Photo : Compagnie Les Molières / DR.

« Aujourd’hui, maman est morte. » Cette phrase est la première du poétique et puissant L’Étranger d’Albert Camus. Au Guichet Montparnasse, Nordine Marouf adapte respectueusement ce texte de 1942 à la profondeur jamais démentie.

Meursault vit en Algérie, ou plutôt il se laisse vivre. Extérieur à lui-même, il ne ressent pas vraiment de peine le jour de la mort de sa mère, il ne ressent pas vraiment d’amitié ou d’amour mais il les vit quand même. Lorsque son existence bascule et qu’il doit affronter l’implacable justice française, alors que sa vie est menacée, là non plus, il ne semble pas affecté.

Sans fioritures

Nordine Marouf livre une pièce aux ambitions très modestes, la scénographie est à son minimum, sans fioritures, à l’image que l’on pourrait se faire du quotidien de Meursault.

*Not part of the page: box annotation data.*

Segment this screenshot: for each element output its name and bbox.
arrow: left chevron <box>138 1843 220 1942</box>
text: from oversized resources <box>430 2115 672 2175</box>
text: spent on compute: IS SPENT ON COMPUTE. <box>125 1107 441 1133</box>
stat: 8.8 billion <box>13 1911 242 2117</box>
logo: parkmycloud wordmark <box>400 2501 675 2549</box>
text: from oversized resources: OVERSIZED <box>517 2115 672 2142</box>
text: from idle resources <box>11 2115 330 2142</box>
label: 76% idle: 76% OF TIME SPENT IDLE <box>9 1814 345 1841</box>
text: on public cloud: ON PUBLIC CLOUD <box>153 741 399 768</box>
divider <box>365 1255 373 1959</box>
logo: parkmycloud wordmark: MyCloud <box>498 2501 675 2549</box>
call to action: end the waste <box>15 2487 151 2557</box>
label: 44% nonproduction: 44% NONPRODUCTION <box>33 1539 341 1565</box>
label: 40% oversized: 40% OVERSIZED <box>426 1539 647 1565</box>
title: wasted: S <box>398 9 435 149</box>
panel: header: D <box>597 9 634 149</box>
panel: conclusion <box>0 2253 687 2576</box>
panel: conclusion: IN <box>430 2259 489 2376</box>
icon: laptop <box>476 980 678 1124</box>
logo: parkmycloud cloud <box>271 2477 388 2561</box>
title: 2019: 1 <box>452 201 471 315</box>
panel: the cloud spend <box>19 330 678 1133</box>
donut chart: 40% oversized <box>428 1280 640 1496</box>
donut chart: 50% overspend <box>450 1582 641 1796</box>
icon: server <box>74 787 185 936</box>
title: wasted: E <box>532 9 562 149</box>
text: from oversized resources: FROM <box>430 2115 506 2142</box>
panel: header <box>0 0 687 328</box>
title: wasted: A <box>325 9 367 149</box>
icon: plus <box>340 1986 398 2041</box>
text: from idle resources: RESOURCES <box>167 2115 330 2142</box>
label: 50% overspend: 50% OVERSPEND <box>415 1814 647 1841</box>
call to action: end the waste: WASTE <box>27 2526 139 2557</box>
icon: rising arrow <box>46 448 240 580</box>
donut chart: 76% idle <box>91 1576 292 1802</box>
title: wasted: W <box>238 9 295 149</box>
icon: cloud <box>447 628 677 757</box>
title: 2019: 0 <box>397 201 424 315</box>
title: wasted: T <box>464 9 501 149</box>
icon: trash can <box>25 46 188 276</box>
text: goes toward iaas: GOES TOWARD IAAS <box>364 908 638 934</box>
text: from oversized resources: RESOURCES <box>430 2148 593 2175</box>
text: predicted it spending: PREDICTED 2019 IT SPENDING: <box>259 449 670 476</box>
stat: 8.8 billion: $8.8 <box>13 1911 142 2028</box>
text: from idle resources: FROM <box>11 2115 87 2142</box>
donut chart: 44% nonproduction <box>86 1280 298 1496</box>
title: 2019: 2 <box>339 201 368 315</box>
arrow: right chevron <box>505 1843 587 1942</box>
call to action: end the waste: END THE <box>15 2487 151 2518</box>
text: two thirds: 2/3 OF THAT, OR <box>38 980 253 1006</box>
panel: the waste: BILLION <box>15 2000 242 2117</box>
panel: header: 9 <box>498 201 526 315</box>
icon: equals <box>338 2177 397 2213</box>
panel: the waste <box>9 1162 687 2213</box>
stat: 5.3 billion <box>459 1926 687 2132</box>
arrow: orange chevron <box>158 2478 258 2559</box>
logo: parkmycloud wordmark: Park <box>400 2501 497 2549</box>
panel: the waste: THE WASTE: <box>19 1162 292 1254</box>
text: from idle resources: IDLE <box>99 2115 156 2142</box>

Les coupes dans le texte sont respectueuses de l’œuvre, ainsi retrouve-t-on la force de ce récit à la première personne malgré un format raccourci, un peu plus d’une heure pour un texte qui en mériterait trois.

Pour quel public ?

Cette pièce est l’occasion de découvrir -ou mieux : faire découvrir- le texte d’Albert Camus. À voir comme une première étape avant de se plonger dans cette œuvre majeure sur l’absurdité du monde face à un homme absurde.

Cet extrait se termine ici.